Powell isn't a bad actor, but he lacks the charisma to pull off the leading-man role, at least in this film. He doesn't feel angry enough, and he constantly teeters between bland action-hero stereotypes and cliché good-guy tropes. The antagonist Killian (Josh Brolin), the head of The Network, is similarly two-dimensional, with a basic "evil corporation guy" performance. It is strange that the character work is so surface-level, because in Wright's previous films, such as Shaun of the Dead (2004) or Scott Pilgrim vs. the World (2010), the stories are teeming with colorful, nuanced characters. Even though the 2025 version of The Running Man is a full thirty minutes longer than the 1987 version, it manages to have the same amount of world-building, which is very little.
While the cinematography is generally quite good, the editing leaves much to be desired, especially given that creative editing and clever transitions are what Wright is known for. Since the events of the film are constantly being televised, it was the perfect situation to blend the TV world and the "real world" together, but for the most part, it's filmed conventionally with a few first-person camera POV shots thrown in. Only one sequence, featuring a character played by Michael Cera, has a glimmer of Wright's directorial style, and it's all too brief.

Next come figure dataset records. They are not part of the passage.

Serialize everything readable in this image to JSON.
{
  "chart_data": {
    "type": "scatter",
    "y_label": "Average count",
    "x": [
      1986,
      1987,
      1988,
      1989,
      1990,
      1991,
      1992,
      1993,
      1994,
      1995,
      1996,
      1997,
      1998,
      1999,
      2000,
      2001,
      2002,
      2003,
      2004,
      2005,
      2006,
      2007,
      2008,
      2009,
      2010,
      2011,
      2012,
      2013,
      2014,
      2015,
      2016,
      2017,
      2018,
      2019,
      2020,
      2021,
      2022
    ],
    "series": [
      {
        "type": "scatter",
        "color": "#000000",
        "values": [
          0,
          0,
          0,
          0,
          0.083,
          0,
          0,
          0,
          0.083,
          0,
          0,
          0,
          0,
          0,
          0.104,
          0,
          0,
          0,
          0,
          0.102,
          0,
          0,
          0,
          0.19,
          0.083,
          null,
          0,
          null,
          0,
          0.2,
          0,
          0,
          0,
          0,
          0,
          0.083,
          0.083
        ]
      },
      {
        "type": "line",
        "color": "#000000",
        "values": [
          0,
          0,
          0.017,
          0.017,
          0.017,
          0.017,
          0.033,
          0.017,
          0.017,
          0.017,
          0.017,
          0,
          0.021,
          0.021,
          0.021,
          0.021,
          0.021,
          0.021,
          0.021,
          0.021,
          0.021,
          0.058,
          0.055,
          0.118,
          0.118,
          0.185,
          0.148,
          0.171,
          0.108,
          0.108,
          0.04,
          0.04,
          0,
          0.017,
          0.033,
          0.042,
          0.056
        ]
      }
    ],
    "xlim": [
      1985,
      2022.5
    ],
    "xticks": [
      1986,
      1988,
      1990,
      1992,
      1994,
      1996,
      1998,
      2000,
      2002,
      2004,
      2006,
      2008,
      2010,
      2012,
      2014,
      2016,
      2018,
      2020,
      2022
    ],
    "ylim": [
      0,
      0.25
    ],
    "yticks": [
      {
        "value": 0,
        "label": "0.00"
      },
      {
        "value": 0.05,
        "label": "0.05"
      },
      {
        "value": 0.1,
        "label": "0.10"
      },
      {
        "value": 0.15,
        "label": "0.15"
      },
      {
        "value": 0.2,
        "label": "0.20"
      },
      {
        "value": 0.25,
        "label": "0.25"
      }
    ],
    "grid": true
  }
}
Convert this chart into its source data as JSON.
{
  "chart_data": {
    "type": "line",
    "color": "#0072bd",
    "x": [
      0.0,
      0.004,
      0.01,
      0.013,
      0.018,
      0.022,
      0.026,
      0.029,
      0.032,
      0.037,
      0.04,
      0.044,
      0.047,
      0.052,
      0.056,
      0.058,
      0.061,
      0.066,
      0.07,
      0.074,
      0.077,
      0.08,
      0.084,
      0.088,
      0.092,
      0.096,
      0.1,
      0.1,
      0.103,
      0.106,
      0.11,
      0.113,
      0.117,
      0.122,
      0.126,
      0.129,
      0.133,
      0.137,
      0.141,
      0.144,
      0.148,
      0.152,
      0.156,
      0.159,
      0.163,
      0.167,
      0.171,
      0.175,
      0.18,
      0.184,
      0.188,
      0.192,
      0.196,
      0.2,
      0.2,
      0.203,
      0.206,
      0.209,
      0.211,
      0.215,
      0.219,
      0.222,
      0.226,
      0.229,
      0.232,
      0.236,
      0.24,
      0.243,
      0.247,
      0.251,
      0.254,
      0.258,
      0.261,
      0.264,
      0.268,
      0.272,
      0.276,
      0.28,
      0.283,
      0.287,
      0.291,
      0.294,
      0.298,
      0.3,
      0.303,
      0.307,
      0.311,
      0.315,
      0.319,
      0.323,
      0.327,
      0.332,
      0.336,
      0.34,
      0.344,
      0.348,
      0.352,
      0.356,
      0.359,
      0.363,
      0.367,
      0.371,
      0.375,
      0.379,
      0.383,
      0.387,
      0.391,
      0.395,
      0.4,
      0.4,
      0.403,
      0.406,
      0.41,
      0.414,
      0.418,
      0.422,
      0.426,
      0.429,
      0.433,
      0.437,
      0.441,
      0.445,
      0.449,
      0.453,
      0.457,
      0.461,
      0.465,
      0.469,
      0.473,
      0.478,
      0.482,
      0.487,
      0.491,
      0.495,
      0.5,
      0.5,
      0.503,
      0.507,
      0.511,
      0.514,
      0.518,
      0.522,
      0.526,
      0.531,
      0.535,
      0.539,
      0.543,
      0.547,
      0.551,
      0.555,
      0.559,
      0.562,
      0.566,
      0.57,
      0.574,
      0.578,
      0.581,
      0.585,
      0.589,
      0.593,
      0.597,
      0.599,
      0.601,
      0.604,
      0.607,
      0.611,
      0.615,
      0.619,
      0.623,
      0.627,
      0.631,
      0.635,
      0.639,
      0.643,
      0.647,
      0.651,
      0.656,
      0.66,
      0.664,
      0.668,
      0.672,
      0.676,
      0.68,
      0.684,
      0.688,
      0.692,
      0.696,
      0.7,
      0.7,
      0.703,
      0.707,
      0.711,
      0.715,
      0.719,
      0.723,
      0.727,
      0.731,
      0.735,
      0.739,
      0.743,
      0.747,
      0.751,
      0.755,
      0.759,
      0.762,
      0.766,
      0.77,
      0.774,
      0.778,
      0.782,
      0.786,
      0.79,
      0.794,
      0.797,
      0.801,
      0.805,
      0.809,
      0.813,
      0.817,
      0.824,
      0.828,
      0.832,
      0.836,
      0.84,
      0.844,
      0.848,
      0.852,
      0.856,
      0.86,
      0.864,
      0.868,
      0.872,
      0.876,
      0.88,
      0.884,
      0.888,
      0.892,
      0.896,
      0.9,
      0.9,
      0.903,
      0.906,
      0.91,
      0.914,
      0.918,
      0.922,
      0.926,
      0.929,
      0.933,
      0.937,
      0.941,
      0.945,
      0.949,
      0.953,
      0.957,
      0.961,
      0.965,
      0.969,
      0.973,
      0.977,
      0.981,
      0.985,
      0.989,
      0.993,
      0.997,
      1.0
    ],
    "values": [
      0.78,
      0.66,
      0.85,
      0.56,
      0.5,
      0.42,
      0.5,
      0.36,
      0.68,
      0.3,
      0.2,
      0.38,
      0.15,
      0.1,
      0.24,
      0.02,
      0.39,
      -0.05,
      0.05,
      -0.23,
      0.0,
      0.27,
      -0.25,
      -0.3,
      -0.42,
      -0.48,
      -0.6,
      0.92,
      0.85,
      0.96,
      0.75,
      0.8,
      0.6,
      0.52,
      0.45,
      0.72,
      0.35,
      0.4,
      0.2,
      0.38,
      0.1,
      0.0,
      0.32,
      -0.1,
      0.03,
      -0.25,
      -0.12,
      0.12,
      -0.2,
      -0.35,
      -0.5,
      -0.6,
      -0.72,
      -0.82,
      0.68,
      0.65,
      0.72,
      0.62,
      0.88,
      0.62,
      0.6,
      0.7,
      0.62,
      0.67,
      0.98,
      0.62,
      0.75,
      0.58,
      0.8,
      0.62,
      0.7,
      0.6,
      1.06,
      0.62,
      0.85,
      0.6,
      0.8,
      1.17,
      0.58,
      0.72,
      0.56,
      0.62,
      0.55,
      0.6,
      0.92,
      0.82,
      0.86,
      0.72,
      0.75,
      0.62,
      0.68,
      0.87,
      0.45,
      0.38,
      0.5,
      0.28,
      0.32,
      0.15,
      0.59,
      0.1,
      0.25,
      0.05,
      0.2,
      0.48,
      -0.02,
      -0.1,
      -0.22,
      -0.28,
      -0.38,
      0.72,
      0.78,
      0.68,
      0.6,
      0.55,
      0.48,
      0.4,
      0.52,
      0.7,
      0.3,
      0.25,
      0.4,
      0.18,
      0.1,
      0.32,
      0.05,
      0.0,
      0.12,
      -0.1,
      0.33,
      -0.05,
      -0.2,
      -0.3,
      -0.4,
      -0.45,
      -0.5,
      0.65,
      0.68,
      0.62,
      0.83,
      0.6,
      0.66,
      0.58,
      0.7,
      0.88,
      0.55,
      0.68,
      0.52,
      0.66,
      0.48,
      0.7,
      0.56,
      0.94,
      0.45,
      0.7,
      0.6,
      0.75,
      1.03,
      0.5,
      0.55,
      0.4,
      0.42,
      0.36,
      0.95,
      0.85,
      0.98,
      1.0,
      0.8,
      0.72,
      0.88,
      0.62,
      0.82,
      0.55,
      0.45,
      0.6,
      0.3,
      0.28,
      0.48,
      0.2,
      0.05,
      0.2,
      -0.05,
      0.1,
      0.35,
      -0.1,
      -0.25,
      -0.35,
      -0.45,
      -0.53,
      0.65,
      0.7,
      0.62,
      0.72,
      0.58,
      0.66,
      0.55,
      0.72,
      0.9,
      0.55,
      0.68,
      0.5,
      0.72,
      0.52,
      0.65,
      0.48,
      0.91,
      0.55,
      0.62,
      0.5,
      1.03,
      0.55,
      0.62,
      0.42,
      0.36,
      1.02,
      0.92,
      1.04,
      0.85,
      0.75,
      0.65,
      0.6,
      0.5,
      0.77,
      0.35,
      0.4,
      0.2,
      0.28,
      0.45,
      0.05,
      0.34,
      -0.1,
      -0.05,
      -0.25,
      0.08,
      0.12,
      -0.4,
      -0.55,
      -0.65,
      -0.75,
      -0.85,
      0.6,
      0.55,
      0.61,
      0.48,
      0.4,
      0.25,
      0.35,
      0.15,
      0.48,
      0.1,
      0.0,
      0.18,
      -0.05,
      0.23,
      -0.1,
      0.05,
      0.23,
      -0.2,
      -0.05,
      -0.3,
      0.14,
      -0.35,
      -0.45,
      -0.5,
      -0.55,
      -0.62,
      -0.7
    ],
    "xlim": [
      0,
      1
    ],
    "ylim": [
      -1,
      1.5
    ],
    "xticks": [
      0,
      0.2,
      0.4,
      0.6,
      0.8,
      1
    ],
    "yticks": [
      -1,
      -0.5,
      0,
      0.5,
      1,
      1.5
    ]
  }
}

Throughout the film, it is established that The Network can edit and alter the footage it shows the public to change the narrative however it wants. The prevailing theme of the source material and this adaptation is "You can't kill an idea," meaning that even if the person dies, the ideology they put forth can continue to inspire future generations. Bachman's ending to the story is a gut-punch, a nihilistic "fuck you" to both the reader and the fascist establishment of the universe of the book.
Sometimes, to enact real change, you have to burn everything down and create something new in its stead. In a meta sense, the film adaptation reinforces The Network's view of human suffering: as entertainment. Even as it comes right up to the point of the story it is afraid encroach on the "fun factor" and happy Hollywood ending so it pulls its punches instead. It is a shame that this new version is accurate in every way except the subtext, the most important aspect.